In Etiopia, un pasto che abbia una quantità sufficiente di macro e micronutrienti costa fino a quattro volte di più rispetto a una dieta che soddisfa il solo fabbisogno in calorie. Così, considerando il potere d’acquisto (che è una questione di prezzi e reddito), nel paese si stima che mentre il 93% delle famiglie ha le risorse per procurarsi una quantità sufficiente di cereali – teff, frumento mais o sorgo -, la percentuale di chi può accedere ad alimenti ricchi in vitamine, oligoelementi, proteine, lipidi è fino a quattro volte inferiore, e scende fino al 20% nelle regioni Somali, Gambella e Afar.

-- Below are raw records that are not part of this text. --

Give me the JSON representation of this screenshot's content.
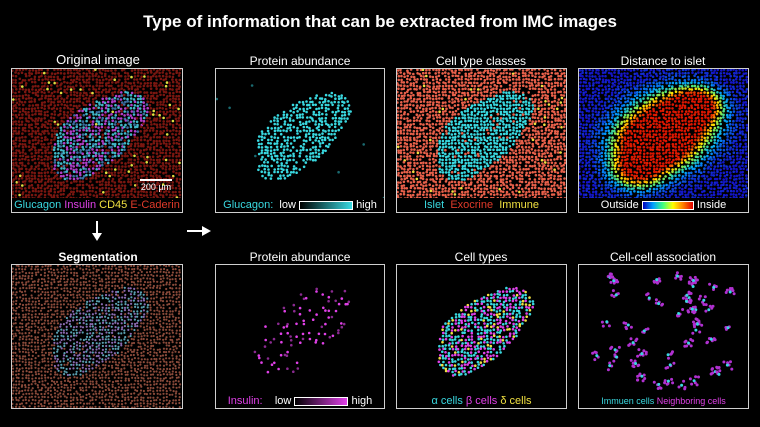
{
  "title": "Type of information that can be extracted from IMC images",
  "top": {
    "original": {
      "title": "Original image",
      "scale": "200 µm",
      "legend": {
        "glucagon": "Glucagon",
        "insulin": "Insulin",
        "cd45": "CD45",
        "ecad": "E-Caderin"
      }
    },
    "protein": {
      "title": "Protein abundance",
      "legend": {
        "marker": "Glucagon:",
        "low": "low",
        "high": "high"
      }
    },
    "classes": {
      "title": "Cell type classes",
      "legend": {
        "islet": "Islet",
        "exocrine": "Exocrine",
        "immune": "Immune"
      }
    },
    "distance": {
      "title": "Distance to islet",
      "legend": {
        "outside": "Outside",
        "inside": "Inside"
      }
    }
  },
  "bottom": {
    "segmentation": {
      "title": "Segmentation"
    },
    "protein": {
      "title": "Protein abundance",
      "legend": {
        "marker": "Insulin:",
        "low": "low",
        "high": "high"
      }
    },
    "celltypes": {
      "title": "Cell types",
      "legend": {
        "alpha": "α cells",
        "beta": "β cells",
        "delta": "δ cells"
      }
    },
    "association": {
      "title": "Cell-cell association",
      "legend": {
        "immune": "Immuen cells",
        "neighbor": "Neighboring cells"
      }
    }
  },
  "colors": {
    "cyan": "#39d8e0",
    "magenta": "#e040e8",
    "yellow": "#f0e040",
    "red": "#e03a2a",
    "exocrine": "#e86a4a",
    "purple": "#b030d0"
  }
}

I PROGRAMMI DI AIUTO alimentare continuano a esprimersi in kilocalorie, anche se molti cibi vengono fortificati. Eppure, «secondo l’iniziativa Cost of Hunger in Africa, guidata dalla Commissione dell’Unione africana, in Etiopia la malnutrizione costa il 13,5% del prodotto interno lordo», spiega da Addis Abeba Filippo Dibari, nutrizionista ed esperto in sanità pubblica che lavora per il Programma alimentare mondiale (Wfp) ed è coautore del bollettino Cost and affordability of nutritious diet bulletin. La pubblicazione, prodotta dall’istituto governativo Ethiopian Public Health Institute e preparato con il sostegno tecnico del Wfp e della sua analisi Fill the Nutrient Gap (Fng), aiuta a capire la sfida nutrizionale in un popoloso paese africano che spesso affronta emergenze. Il 2020 le ha viste tutte: effetti collaterali della crisi sanitaria Covid-19, locuste, alluvioni, siccità, conflitti.
L’accesso al cibo avviene attraverso gli acquisti in ambito urbano o, prevalentemente, l’autoproduzione nelle aree rurali. Nel primo caso, dipendendo dalle difficoltà e dai prezzi delle filiere di approvvigionamento, le famiglie a basso reddito hanno sofferto in modo particolare l’impatto economico-logistico della crisi sanitaria.
GLI AGRICOLTORI, INVECE, sono soggetti alle alee climatiche e naturali. Dal giugno 2020 in poi molte regioni sono state devastate dalle locuste, giunte in piena stagione del raccolto, distruggendolo. In questi casi, una volta finite le scorte di cereali e legumi, non ci sono nuove risorse alle quali attingere. Nello stesso periodo gravi inondazioni hanno colpito in particolare le regioni Ahmara e Oromia, provocando altri danni all’agricoltura, morti di animali, distruzioni delle infrastrutture e spostamento di molte famiglie.
QUANDO IN UN’AREA e in un paese la maggioranza degli abitanti è economicamente incapace di procurarsi cibo nutriente, sono vitali i programmi di integrazione del reddito come lo statale Psnp, che fra luci e ombre è il secondo per grandezza in Africa, e ovviamente gli aiuti alimentari a situazioni e famiglie in difficoltà.
Un progetto significativo è stato sperimentato in Etiopia durante la crisi da Covid-19: il Wfp ha applicato una formula antica, all’insegna della filiera corta, ma declinata nella modernità: un voucher inviato tramite cellulare alle famiglie vulnerabili, che possono spendere la somma in ortofrutta e uova presso i mercati locali.